Comparing to a typical gDNA sample W0120237008 (bottom) of the fetus, minor allele frequency of the maternal plasma sample W0120237004 (top), suggesting a mixture of DNA from several biological individuals

Discussion

In this study, we accidentally encountered a rare prenatal diagnostic case, which combines several low-frequency clinical events and creates a rather complex genetic background for NIPT. Using several molecular genetics and genomic tools, we investigated the source of abnormal NIPT result and illustrated genetic relatedness and composition of the dissected component.
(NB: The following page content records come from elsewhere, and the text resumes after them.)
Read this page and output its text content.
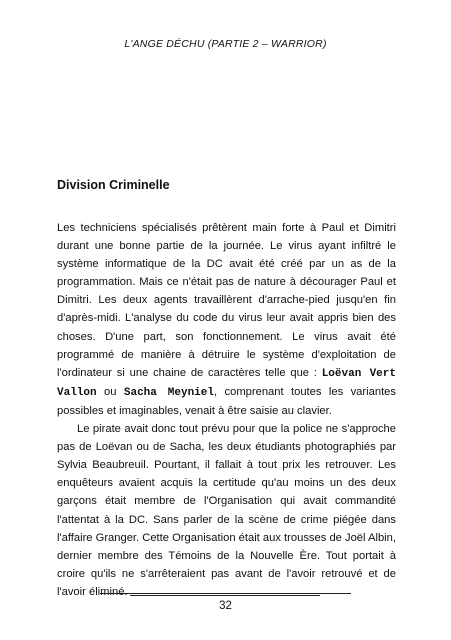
L'ANGE DÉCHU (PARTIE 2 – WARRIOR)
Division Criminelle

Les techniciens spécialisés prêtèrent main forte à Paul et Dimitri durant une bonne partie de la journée. Le virus ayant infiltré le système informatique de la DC avait été créé par un as de la programmation. Mais ce n'était pas de nature à décourager Paul et Dimitri. Les deux agents travaillèrent d'arrache-pied jusqu'en fin d'après-midi. L'analyse du code du virus leur avait appris bien des choses. D'une part, son fonctionnement. Le virus avait été programmé de manière à détruire le système d'exploitation de l'ordinateur si une chaine de caractères telle que : Loëvan Vert Vallon ou Sacha Meyniel, comprenant toutes les variantes possibles et imaginables, venait à être saisie au clavier.

Le pirate avait donc tout prévu pour que la police ne s'approche pas de Loëvan ou de Sacha, les deux étudiants photographiés par Sylvia Beaubreuil. Pourtant, il fallait à tout prix les retrouver. Les enquêteurs avaient acquis la certitude qu'au moins un des deux garçons était membre de l'Organisation qui avait commandité l'attentat à la DC. Sans parler de la scène de crime piégée dans l'affaire Granger. Cette Organisation était aux trousses de Joël Albin, dernier membre des Témoins de la Nouvelle Ère. Tout portait à croire qu'ils ne s'arrêteraient pas avant de l'avoir retrouvé et de l'avoir éliminé.

32
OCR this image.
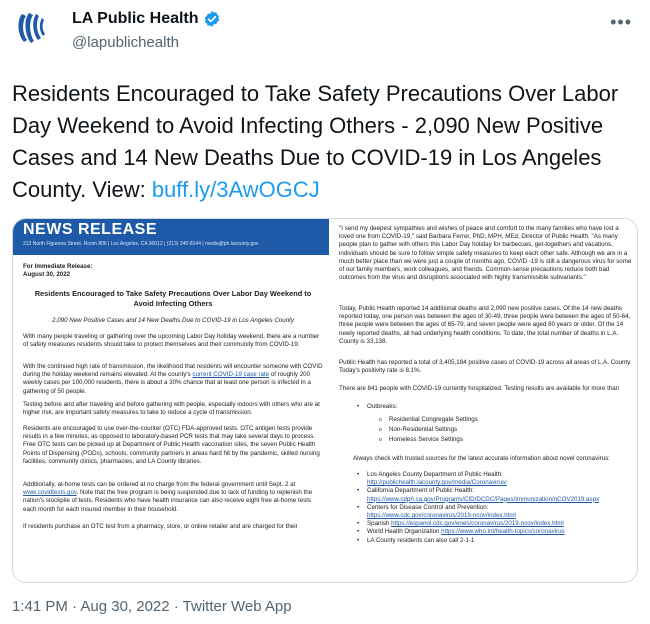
LA Public Health
@lapublichealth
•••
Residents Encouraged to Take Safety Precautions Over Labor Day Weekend to Avoid Infecting Others - 2,090 New Positive Cases and 14 New Deaths Due to COVID-19 in Los Angeles County. View: buff.ly/3AwOGCJ
NEWS RELEASE
313 North Figueroa Street, Room 806 | Los Angeles, CA 90012 | (213) 240-8144 | media@ph.lacounty.gov
For Immediate Release:
August 30, 2022
Residents Encouraged to Take Safety Precautions Over Labor Day Weekend to Avoid Infecting Others
2,090 New Positive Cases and 14 New Deaths Due to COVID-19 in Los Angeles County
With many people traveling or gathering over the upcoming Labor Day holiday weekend, there are a number of safety measures residents should take to protect themselves and their community from COVID-19.
With the continued high rate of transmission, the likelihood that residents will encounter someone with COVID during the holiday weekend remains elevated. At the county's current COVID-19 case rate of roughly 200 weekly cases per 100,000 residents, there is about a 30% chance that at least one person is infected in a gathering of 50 people.
Testing before and after traveling and before gathering with people, especially indoors with others who are at higher risk, are important safety measures to take to reduce a cycle of transmission.
Residents are encouraged to use over-the-counter (OTC) FDA-approved tests. OTC antigen tests provide results in a few minutes, as opposed to laboratory-based PCR tests that may take several days to process. Free OTC tests can be picked up at Department of Public Health vaccination sites, the seven Public Health Points of Dispensing (PODs), schools, community partners in areas hard hit by the pandemic, skilled nursing facilities, community clinics, pharmacies, and LA County libraries.
Additionally, at-home tests can be ordered at no charge from the federal government until Sept. 2 at www.covidtests.gov. Note that the free program is being suspended due to lack of funding to replenish the nation's stockpile of tests. Residents who have health insurance can also receive eight free at-home tests each month for each insured member in their household.
If residents purchase an OTC test from a pharmacy, store, or online retailer and are charged for their
"I send my deepest sympathies and wishes of peace and comfort to the many families who have lost a loved one from COVID-19," said Barbara Ferrer, PhD, MPH, MEd, Director of Public Health. "As many people plan to gather with others this Labor Day holiday for barbecues, get-togethers and vacations, individuals should be sure to follow simple safety measures to keep each other safe. Although we are in a much better place than we were just a couple of months ago, COVID -19 is still a dangerous virus for some of our family members, work colleagues, and friends. Common-sense precautions reduce both bad outcomes from the virus and disruptions associated with highly transmissible subvariants."
Today, Public Health reported 14 additional deaths and 2,090 new positive cases. Of the 14 new deaths reported today, one person was between the ages of 30-49, three people were between the ages of 50-64, three people were between the ages of 65-79, and seven people were aged 80 years or older. Of the 14 newly reported deaths, all had underlying health conditions. To date, the total number of deaths in L.A. County is 33,138.
Public Health has reported a total of 3,405,184 positive cases of COVID-19 across all areas of L.A. County. Today's positivity rate is 8.1%.
There are 841 people with COVID-19 currently hospitalized. Testing results are available for more than
• Outbreaks:
o Residential Congregate Settings
o Non-Residential Settings
o Homeless Service Settings
Always check with trusted sources for the latest accurate information about novel coronavirus:
• Los Angeles County Department of Public Health:
http://publichealth.lacounty.gov/media/Coronavirus/
• California Department of Public Health:
https://www.cdph.ca.gov/Programs/CID/DCDC/Pages/Immunization/nCOV2019.aspx
• Centers for Disease Control and Prevention:
https://www.cdc.gov/coronavirus/2019-ncov/index.html
• Spanish https://espanol.cdc.gov/enes/coronavirus/2019-ncov/index.html
• World Health Organization https://www.who.int/health-topics/coronavirus
• LA County residents can also call 2-1-1
1:41 PM · Aug 30, 2022 · Twitter Web App
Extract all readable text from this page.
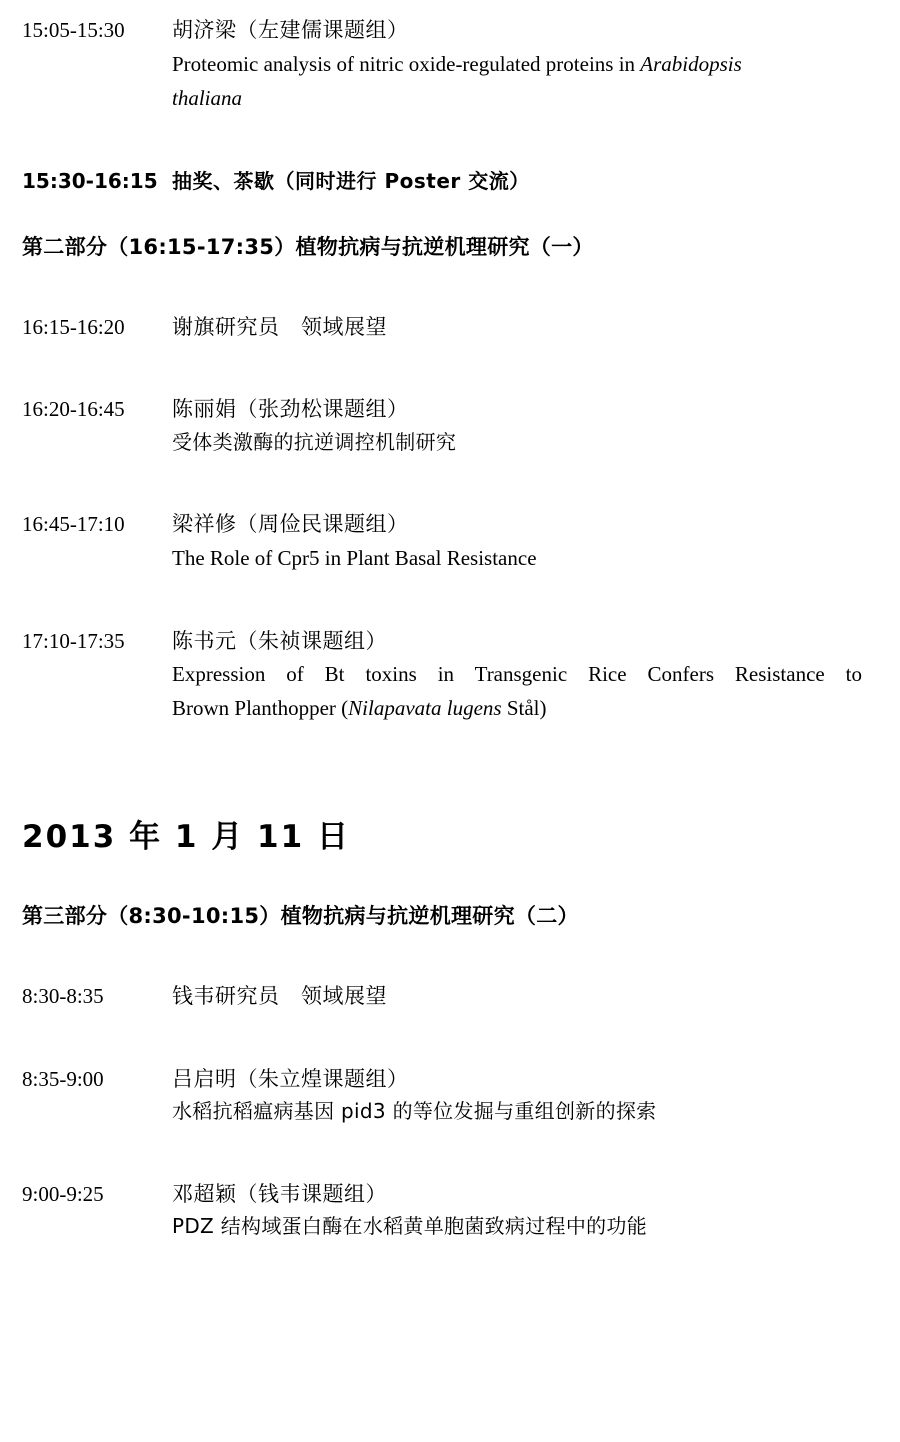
15:05-15:30	胡济梁（左建儒课题组）
Proteomic analysis of nitric oxide-regulated proteins in Arabidopsis
thaliana
15:30-16:15 抽奖、茶歇（同时进行 Poster 交流）
第二部分（16:15-17:35）植物抗病与抗逆机理研究（一）
16:15-16:20	谢旗研究员　领域展望
16:20-16:45	陈丽娟（张劲松课题组）
受体类激酶的抗逆调控机制研究
16:45-17:10	梁祥修（周俭民课题组）
The Role of Cpr5 in Plant Basal Resistance
17:10-17:35	陈书元（朱祯课题组）
Expression of Bt toxins in Transgenic Rice Confers Resistance to
Brown Planthopper (Nilapavata lugens Stål)
2013 年 1 月 11 日
第三部分（8:30-10:15）植物抗病与抗逆机理研究（二）
8:30-8:35	钱韦研究员　领域展望
8:35-9:00	吕启明（朱立煌课题组）
水稻抗稻瘟病基因 pid3 的等位发掘与重组创新的探索
9:00-9:25	邓超颖（钱韦课题组）
PDZ 结构域蛋白酶在水稻黄单胞菌致病过程中的功能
It is worth noticing that in future prenatal diagnostic consultation, before conducting NIPT, relevant clinical information must be thoroughly collected. After obtaining abnormal NIPT report, specific evidence other than normal reporting statistics for the aneuploidy inference should be collected to facilitate a precise and satisfactory consultation. Specially in the case of organ transplantation prior to NIPT, a male donor must be identified, which might cause inference error in fetal fraction estimation and also sample quality. However, a female donor would most likely have no impact over the analytical process as long as sufficient cffDNA exists in the blood sample, this must be reliably inferred via analytical methods, like the ones we employed in this study. In the case of low-frequency mosaicism events (like copy number variants and chromosomal aneuploidy) that exist in the donor cells or occurred during cell preliberation, the resulting abnormal coverage statistics might be erroneously inferred as a false positive event carried by the fetus. In such a case, maternal background profile must be ruled out when reporting a positive result, using a similar strategy as in somatic variant calling in circulating tumor DNA (ctDNA) analysis.

Unfortunately, we did not obtain any biological sample from the bone-marrow-donor relative of the mother and also the egg donor. Otherwise, we can devise a more unified decomposition model using polymorphic loci and all parental donors’ genotype profiles involved in the mixture, extending the pseudo-tetraploid genotyping (PTG) methodology to pseudo-hexaploid genotyping by incorporating additional donor fraction coefficient into the model and solving a similar maximum likelihood model [13].

On the other hand, with such a mixed genetic background, our customized SNP-based panel which utilizes populational polymorphism to quantify genetic difference can correctly infer the relative genetic similarity between samples and provide a classification of the degree of relationship. It can also be utilized to distinguish zygosity in twin pregnancies noninvasively [17]. Similar to the existing Non-Invasive Prenatal Paternity Test (NIPPT) prototype [18], ultimately the proposed protocol enables yet another streamlined NIPPT setting using panel-based NIPT in the near future, which already combines the utilities of chromosomal aneuploidy detection, CNV detection and also single-gene disorders identification [3]. Such a unified solution could greatly improve prenatal diagnostic yield and further elucidate understanding of complications in maternal-fetal medicine.